# Lifting PRs thread



## Penis (Sep 29, 2022)

Was surprised there wasn't a thread for sharing PRs, so I'm starting one.

I crushed 245x6 on bench this week and squatted 375x6 earlier this month.


----------



## sadrefrigerator (Sep 29, 2022)

Based king.

I'm just transitioning out of a cut so I'll be looking to make prs in about a month


----------



## Bloatlord (Sep 29, 2022)

I made a thread a little while ago for 1RM on squat bench and deadlift, but it's not very active https://kiwifarms.net/threads/sbd-squat-bench-deadlift-thread.115235/
Most recent PRs are 140kg/310lbs on bench for 1 and 120kg/265lbs for 6. Aiming for 190kg squat soon. Cutting down now but still confident I have built my legs enough to hit it.
I'm also starting to try power cleans and enjoying it a lot. I want to work up to 120kg, doing around 100 for 3 at the moment.


----------



## FraudFrog (Sep 29, 2022)

I just started lifting dumbbells. I’ve been fucking around for months staying at 10 and 15lbs. After seeing a YouTube video by  Ryan Humistan, I realized I need to shit or get off the pot and have been really pushing myself to use 20lb dumbbells. I bought an adjustable bench, and use a coaching app called workout. 

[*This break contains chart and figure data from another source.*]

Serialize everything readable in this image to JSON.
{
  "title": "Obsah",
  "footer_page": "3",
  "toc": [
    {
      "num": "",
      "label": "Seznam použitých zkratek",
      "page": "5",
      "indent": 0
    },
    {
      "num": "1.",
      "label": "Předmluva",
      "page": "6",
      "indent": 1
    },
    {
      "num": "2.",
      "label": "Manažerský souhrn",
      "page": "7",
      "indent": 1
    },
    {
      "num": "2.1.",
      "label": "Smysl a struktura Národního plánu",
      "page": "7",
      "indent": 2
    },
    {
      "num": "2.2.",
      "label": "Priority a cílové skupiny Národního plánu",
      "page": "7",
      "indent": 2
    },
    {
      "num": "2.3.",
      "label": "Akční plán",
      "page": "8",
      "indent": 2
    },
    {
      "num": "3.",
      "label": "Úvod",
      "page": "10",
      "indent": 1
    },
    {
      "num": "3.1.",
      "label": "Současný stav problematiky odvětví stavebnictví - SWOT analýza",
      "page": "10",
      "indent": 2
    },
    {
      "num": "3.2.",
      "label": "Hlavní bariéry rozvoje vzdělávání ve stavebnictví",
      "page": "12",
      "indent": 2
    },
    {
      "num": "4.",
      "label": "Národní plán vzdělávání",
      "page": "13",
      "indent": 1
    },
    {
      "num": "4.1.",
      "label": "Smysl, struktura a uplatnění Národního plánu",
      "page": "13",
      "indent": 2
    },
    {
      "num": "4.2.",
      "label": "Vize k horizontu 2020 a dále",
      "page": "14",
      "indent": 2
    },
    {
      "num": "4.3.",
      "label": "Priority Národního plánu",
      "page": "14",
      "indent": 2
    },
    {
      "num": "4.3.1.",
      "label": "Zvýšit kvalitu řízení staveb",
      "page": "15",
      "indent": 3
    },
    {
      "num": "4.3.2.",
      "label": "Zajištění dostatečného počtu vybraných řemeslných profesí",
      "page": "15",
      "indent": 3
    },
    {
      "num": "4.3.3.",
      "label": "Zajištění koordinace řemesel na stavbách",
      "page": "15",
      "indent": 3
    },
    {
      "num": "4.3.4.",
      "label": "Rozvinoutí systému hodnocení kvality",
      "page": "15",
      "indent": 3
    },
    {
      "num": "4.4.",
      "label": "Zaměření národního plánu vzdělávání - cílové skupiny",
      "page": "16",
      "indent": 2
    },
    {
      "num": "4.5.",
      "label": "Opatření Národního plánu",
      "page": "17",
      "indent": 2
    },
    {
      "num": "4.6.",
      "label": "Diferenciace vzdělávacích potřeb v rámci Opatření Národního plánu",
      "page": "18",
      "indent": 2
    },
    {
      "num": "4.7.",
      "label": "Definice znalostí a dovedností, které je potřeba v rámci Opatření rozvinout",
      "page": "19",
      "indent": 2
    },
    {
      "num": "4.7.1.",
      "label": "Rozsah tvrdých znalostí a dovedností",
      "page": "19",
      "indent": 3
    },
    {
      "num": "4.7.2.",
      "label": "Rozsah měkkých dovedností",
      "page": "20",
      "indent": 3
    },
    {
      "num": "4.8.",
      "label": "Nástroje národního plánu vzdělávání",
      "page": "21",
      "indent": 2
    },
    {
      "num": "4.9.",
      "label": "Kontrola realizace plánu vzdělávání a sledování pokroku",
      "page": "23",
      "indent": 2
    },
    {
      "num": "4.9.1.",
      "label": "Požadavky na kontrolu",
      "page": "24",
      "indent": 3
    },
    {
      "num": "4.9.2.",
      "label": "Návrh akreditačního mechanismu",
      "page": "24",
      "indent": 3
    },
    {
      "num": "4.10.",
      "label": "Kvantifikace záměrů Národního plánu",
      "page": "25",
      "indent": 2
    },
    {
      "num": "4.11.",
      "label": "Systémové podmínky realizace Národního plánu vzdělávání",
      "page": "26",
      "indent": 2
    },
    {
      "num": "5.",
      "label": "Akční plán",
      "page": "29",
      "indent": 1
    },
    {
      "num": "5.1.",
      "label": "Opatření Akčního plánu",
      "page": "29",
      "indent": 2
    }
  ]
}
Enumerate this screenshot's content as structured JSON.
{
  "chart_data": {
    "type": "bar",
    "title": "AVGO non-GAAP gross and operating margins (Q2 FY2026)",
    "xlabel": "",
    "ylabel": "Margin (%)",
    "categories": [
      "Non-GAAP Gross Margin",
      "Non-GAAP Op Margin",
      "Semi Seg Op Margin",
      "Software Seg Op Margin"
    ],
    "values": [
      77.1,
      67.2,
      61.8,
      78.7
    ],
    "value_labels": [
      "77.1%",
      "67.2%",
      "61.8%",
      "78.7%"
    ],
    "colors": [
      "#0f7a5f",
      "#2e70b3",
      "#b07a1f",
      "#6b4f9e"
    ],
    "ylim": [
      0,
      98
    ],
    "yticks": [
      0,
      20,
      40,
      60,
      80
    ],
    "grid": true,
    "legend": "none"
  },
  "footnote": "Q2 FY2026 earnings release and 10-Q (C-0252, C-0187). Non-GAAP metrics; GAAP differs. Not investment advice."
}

So far so good, I’m starting to see some gains. I just have to keep myself in this mindset to keep pushing hard and not chicken out when I get close to failure.


----------



## Uberpenguin (Sep 29, 2022)

Maybe this could double as a gay hookup thread for all the homosexuals who like to go lifting with their boyfriends at the gym.

I don't know what PRs are but I just picked up my 40s and did 6 curls with each arm and 10 shoulder presses then 10 rows each prior to posting this. I prefer pushups though if I can't get organic exercise. Dedicated exercise/lifting vs. naturally getting exercise by doing stuff feels awful.


----------



## Penis (Sep 30, 2022)

Uberpenguin said:


> Maybe this could double as a gay hookup thread for all the homosexuals who like to go lifting with their boyfriends at the gym.


Bodybuilding is the gayest sport... Because its arguably a sport


----------



## VeteranOfTheRetardWars (Sep 30, 2022)

Last time I tested on bench at the end of my cut, I got 285lbs. I could probably do 3pl8 soon as I gained a lot on my normal rep work where last workout I got 245 for 8 while supersetting with chinups, and when I got 285 I think I was working with 220-something. I'm not much into powerlifting so IDK.
I have an abysmal squat and deadlift, I have to train lower body differently because of a hip thing from a bike accident. If I go too heavy on barbell squats or deadlifts it starts to act up again, even though lifting helps it a lot. But like a year ago I pulled 400lbs, and I'll be real even though I got it up it didn't feel good.


----------



## Harambe (Sep 30, 2022)

It's nothing too impressive but right now I can bust out 80kg at the bench for about 3 reps, and 130kg on the squat for 3, and deadlift I'm at 140 for 1. Still very much in the novice phase, every workout I'm making some new stride ahead, either more reps or more weight.


----------